What’s up with the Network and Storage teams?


yoda-talk-to-handA few weeks ago I was presenting at CMG Performance and Capacity 2013 and during my presentation we (myself and a few audience members) got slightly side-tracked. Our conversation somehow took a turn and became a question of why it was so hard to get performance data from the network and storage teams. Audience members were asking me why, when they requested this type of data, they were typically stonewalled by these organizations.

I didn’t have a good answer for this question and in fact I have run into the same problem. Back when I was working in the Financial Services sector I was part of a team that was building a master dashboard that collected data from a bunch of underlying tools and displayed it in a drill-down dashboard format. It was, and still is, a great example of how to provide value to your business by bringing together the most relevant bits of data from your tooling ecosystem.

This master dashboard was focused on applications and included as many of the components involved in delivering each application as possible. Web servers, application severs, middleware, databases, OS metrics, business metrics, etc… were all included and the key performance indicators (KPIs) for each component were available within the dashboard. The entire premise of this master dashboard relied upon getting access to the tools that collected the data via API or through database queries.

The only problems that our group faced in getting access to the data we needed was with the network and storage teams. Why was that? Was it because these teams did not have the data we needed? Was it because these teams did not want anyone to see when they were experiencing issues? Was it for some other reason?

I know the network team had the data we required because they eventually agreed to provide the KPIs we had asked for. This was great, but the process was very painful and took way longer than it should have. Still, we eventually got access to the data. The big problem is that we never got access to the storage data. To this day I still don’t know why we were blocked at every turn but I’m hoping that some of the readers of this blog can share their insight.

Back in the day, when my team was chasing the storage team for access to their monitoring data, there weren’t really any tools that we could find for performance monitoring of storage arrays besides the tools that came with the arrays. These days I would have been able to get the data I needed for NetApp storage by using AppDynamics for Databases (which includes NetApp performance monitoring capabilities). You can read more about it by clicking here.
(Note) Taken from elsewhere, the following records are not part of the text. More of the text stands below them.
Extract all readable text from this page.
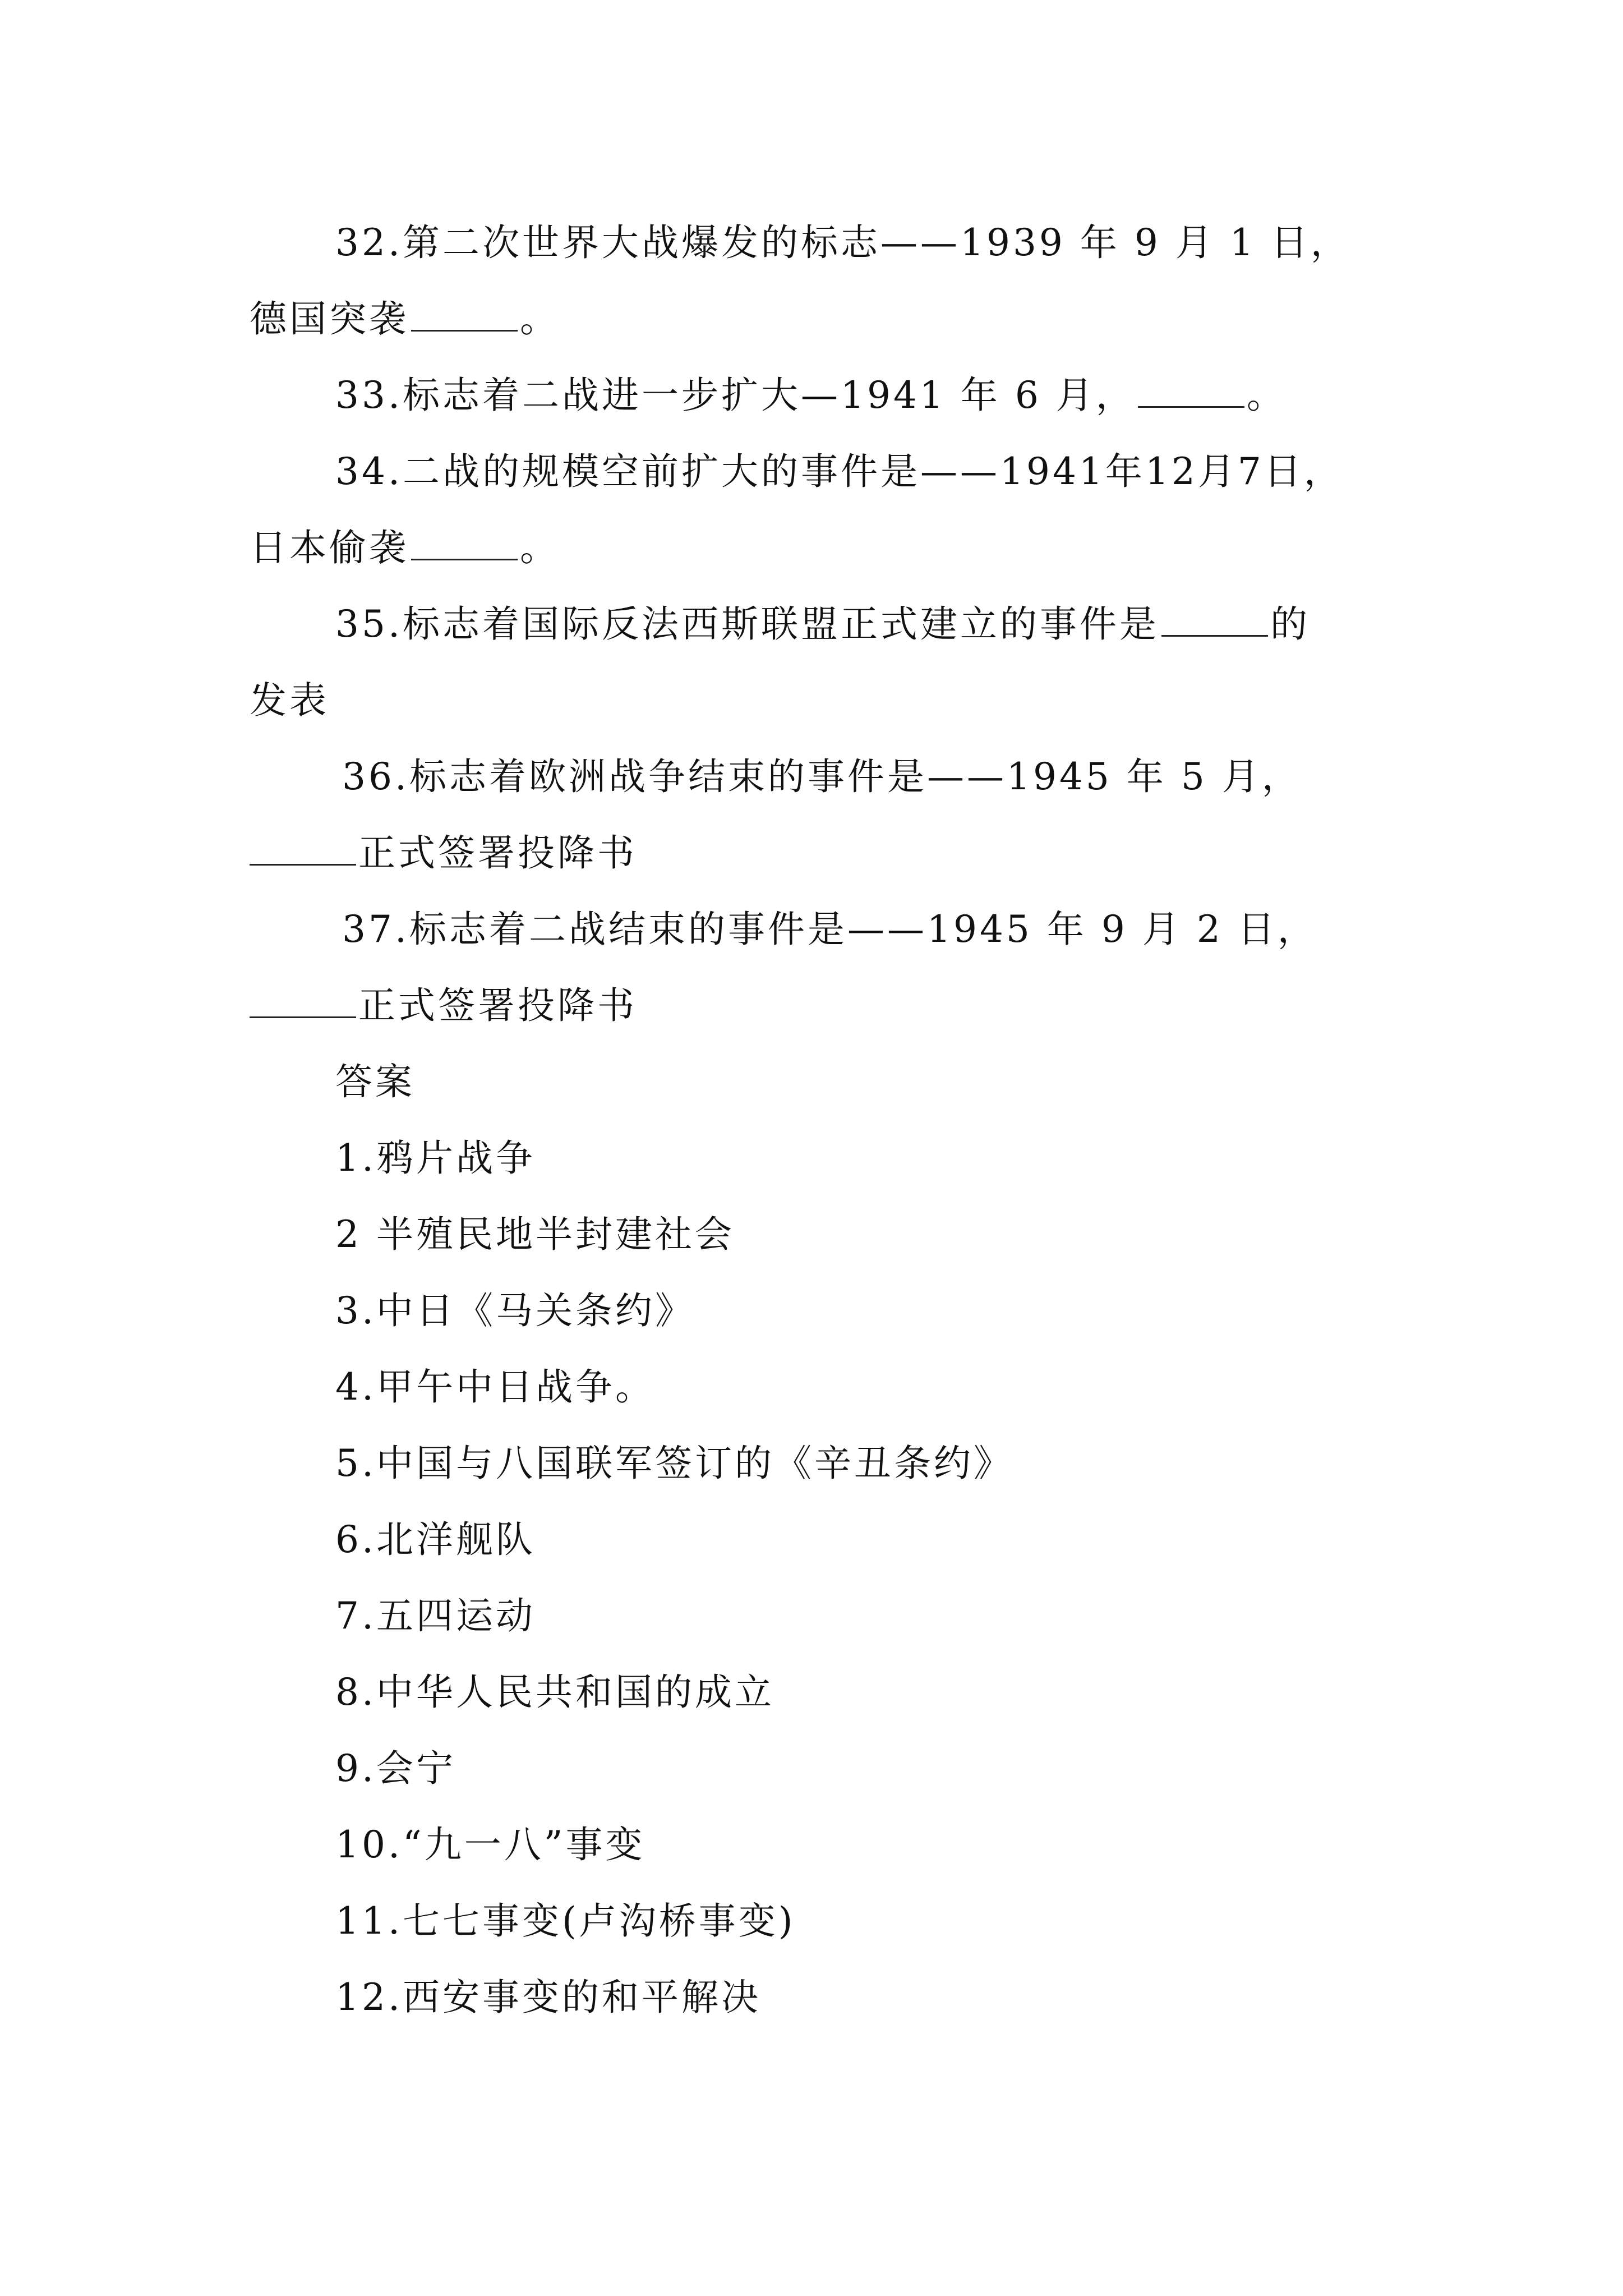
32.第二次世界大战爆发的标志——1939 年 9 月 1 日，
德国突袭	。
33.标志着二战进一步扩大—1941 年 6 月，	。
34.二战的规模空前扩大的事件是——1941年12月7日，
日本偷袭	。
35.标志着国际反法西斯联盟正式建立的事件是	的
发表
36.标志着欧洲战争结束的事件是——1945 年 5 月，
正式签署投降书
37.标志着二战结束的事件是——1945 年 9 月 2 日，
正式签署投降书
答案
1.鸦片战争
2 半殖民地半封建社会
3.中日《马关条约》
4.甲午中日战争。
5.中国与八国联军签订的《辛丑条约》
6.北洋舰队
7.五四运动
8.中华人民共和国的成立
9.会宁
10.“九一八”事变
11.七七事变(卢沟桥事变)
12.西安事变的和平解决
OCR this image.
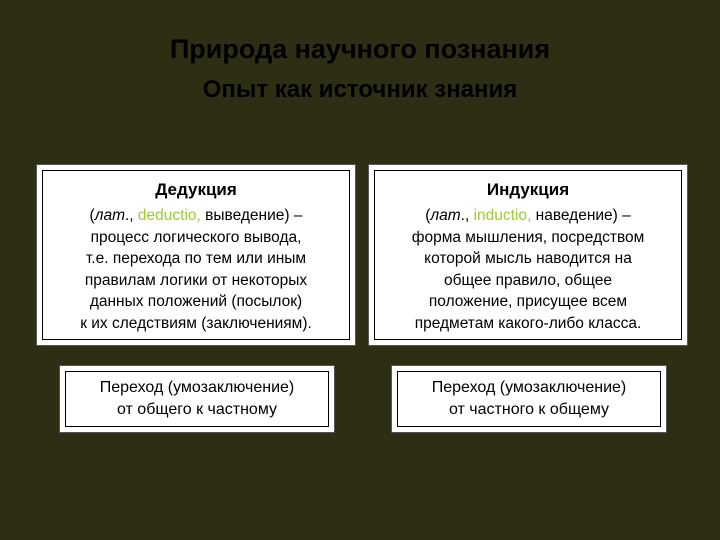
Природа научного познания
Опыт как источник знания
Дедукция
(лат., deductio, выведение) –
процесс логического вывода,
т.е. перехода по тем или иным
правилам логики от некоторых
данных положений (посылок)
к их следствиям (заключениям).
Индукция
(лат., inductio, наведение) –
форма мышления, посредством
которой мысль наводится на
общее правило, общее
положение, присущее всем
предметам какого-либо класса.
Переход (умозаключение)
от общего к частному
Переход (умозаключение)
от частного к общему
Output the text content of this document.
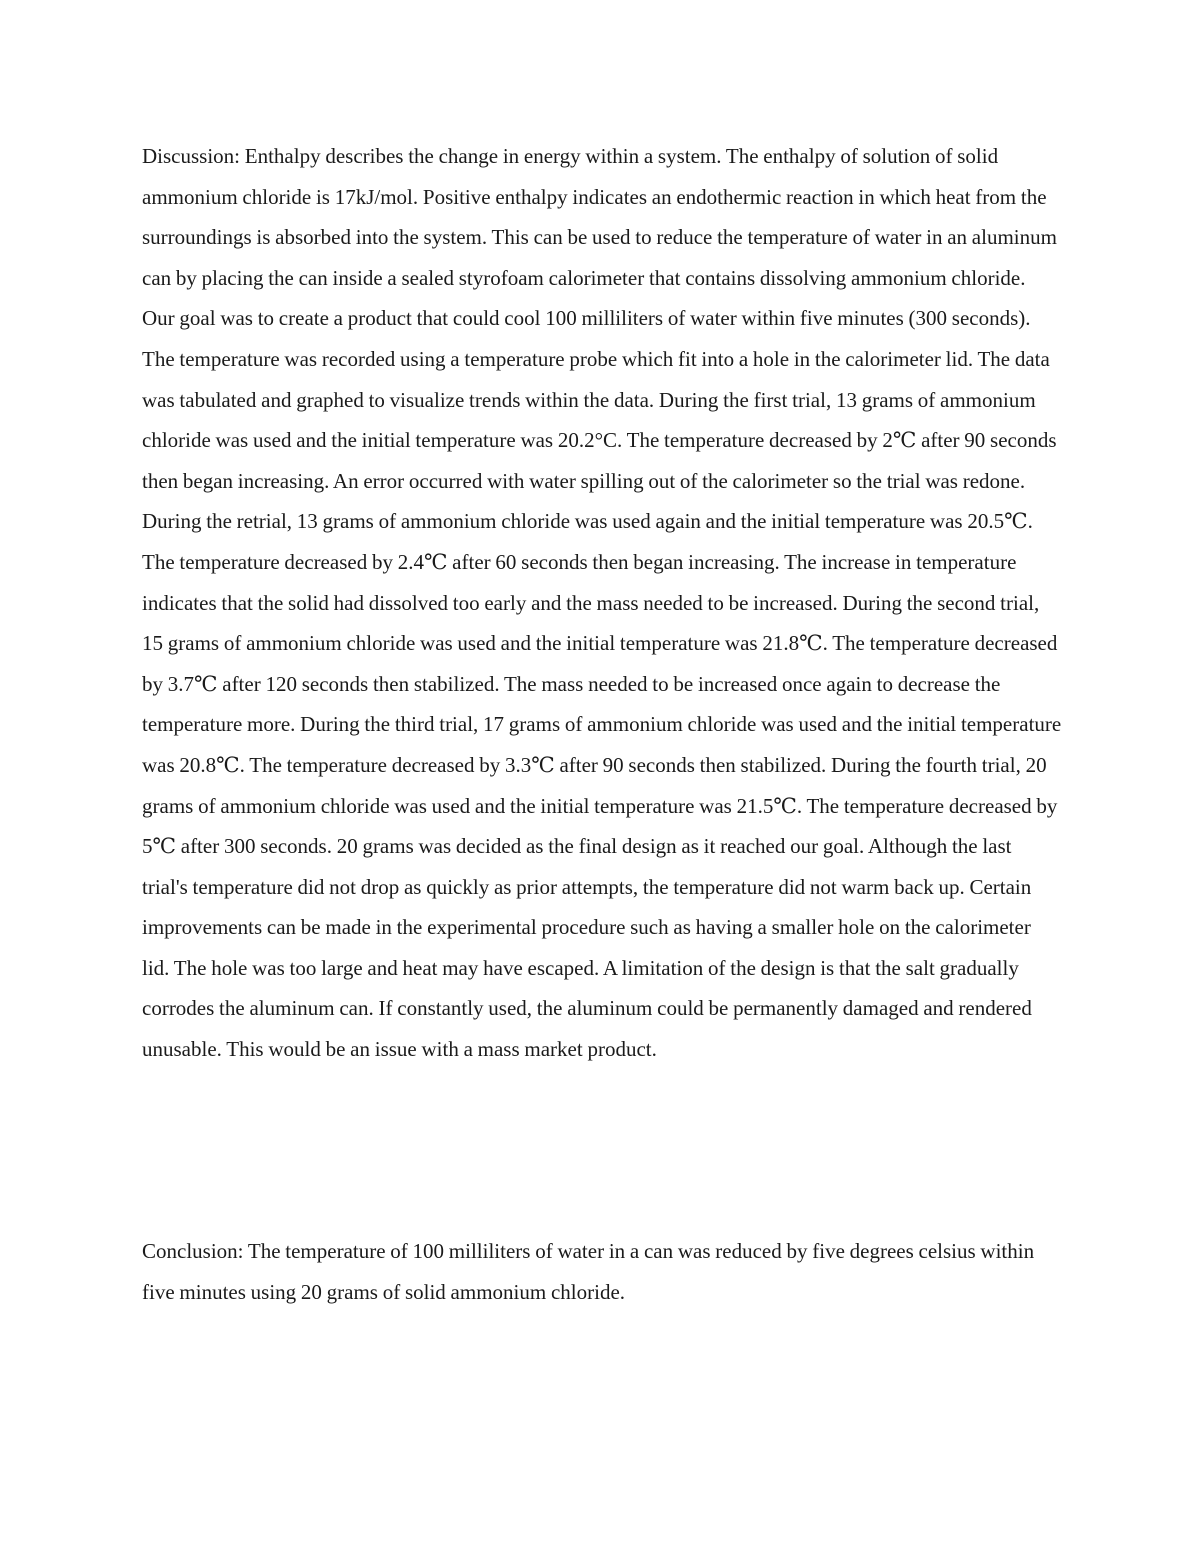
Discussion: Enthalpy describes the change in energy within a system. The enthalpy of solution of solid ammonium chloride is 17kJ/mol. Positive enthalpy indicates an endothermic reaction in which heat from the surroundings is absorbed into the system. This can be used to reduce the temperature of water in an aluminum can by placing the can inside a sealed styrofoam calorimeter that contains dissolving ammonium chloride. Our goal was to create a product that could cool 100 milliliters of water within five minutes (300 seconds). The temperature was recorded using a temperature probe which fit into a hole in the calorimeter lid. The data was tabulated and graphed to visualize trends within the data. During the first trial, 13 grams of ammonium chloride was used and the initial temperature was 20.2°C. The temperature decreased by 2℃ after 90 seconds then began increasing. An error occurred with water spilling out of the calorimeter so the trial was redone. During the retrial, 13 grams of ammonium chloride was used again and the initial temperature was 20.5℃. The temperature decreased by 2.4℃ after 60 seconds then began increasing. The increase in temperature indicates that the solid had dissolved too early and the mass needed to be increased. During the second trial, 15 grams of ammonium chloride was used and the initial temperature was 21.8℃. The temperature decreased by 3.7℃ after 120 seconds then stabilized. The mass needed to be increased once again to decrease the temperature more. During the third trial, 17 grams of ammonium chloride was used and the initial temperature was 20.8℃. The temperature decreased by 3.3℃ after 90 seconds then stabilized. During the fourth trial, 20 grams of ammonium chloride was used and the initial temperature was 21.5℃. The temperature decreased by 5℃ after 300 seconds. 20 grams was decided as the final design as it reached our goal. Although the last trial's temperature did not drop as quickly as prior attempts, the temperature did not warm back up. Certain improvements can be made in the experimental procedure such as having a smaller hole on the calorimeter lid. The hole was too large and heat may have escaped. A limitation of the design is that the salt gradually corrodes the aluminum can. If constantly used, the aluminum could be permanently damaged and rendered unusable. This would be an issue with a mass market product.

Conclusion: The temperature of 100 milliliters of water in a can was reduced by five degrees celsius within five minutes using 20 grams of solid ammonium chloride.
Have you been stonewalled by the network or storage or some other team? Did you ever get what you were after? Based upon my experiences talking with a lot of different folks at different organizations this seems to be a significant problem today. Are you on a network or storage team? Does your team freely share the data they have? Please share your experience, insight, or questions in the comments below. Just to clarify, I hold no ill will against any of you network or storage professionals out there. I’d just like to hear some opinions and gain some perspective.

  • Carl Robinson

    Good Points. So we have a similar need but actually are the Networking team.
    It is my experience that the Network is a “Root Blame” for everything. That being said, it creates a great divide in many organizations, I am sure.
    As an engineer our focus has mostly been in transport efficiency. The closer we get to monitoring Power and light, the closer we get to real root causes. In most mature environments, we have built in redundancy that appear to be a problem for most monitoring tools out of the box, including proprietary applications flows.

    This poses a unique challenge for application teams to follow packet flows across port-channels or equal cost routed links.

    The network typically does not account for packet reassembly, as this is handled higher in the stack by the client.
    Finding TCP Sequence breaks, or worse UDP is almost a fate worse than death for an engineer.
    Where many hours can be spent looking for the smallest changes in latency and re-transmittal.

    Most Network teams rely on ICMP and SNMP, and Syslog for monitoring. The last decade has introduced Netflow which help tremendously with reducing deep dive on packet captures, and IPSLA to create synthetic transactions across the infrastructure, with the ability to give per hop performance metrics.

    However, even with all these advances there is still a hole in how we bind performance KPI symptoms together. I liken it to chasing shiny objects, only to find out that they are a reflection.

    Most Application and network deployments do a poor job at conveying the architectural “lynch pins” that account for the KPI’s success, a little probing and prodding usually reveals that each silo is ignorant of the other.

    • Hi Carl, thanks for the informative comment. It sounds like an extremely challenging environment. I’m curious about your initial statement “So we have a similar need but actually are the Networking team.”… Does that mean that you need information from another silo or that you need better monitoring within your own realm?

      Also, as a member of a network team do you ever get requests for making monitoring information available to application teams? If so, how do you deal with it?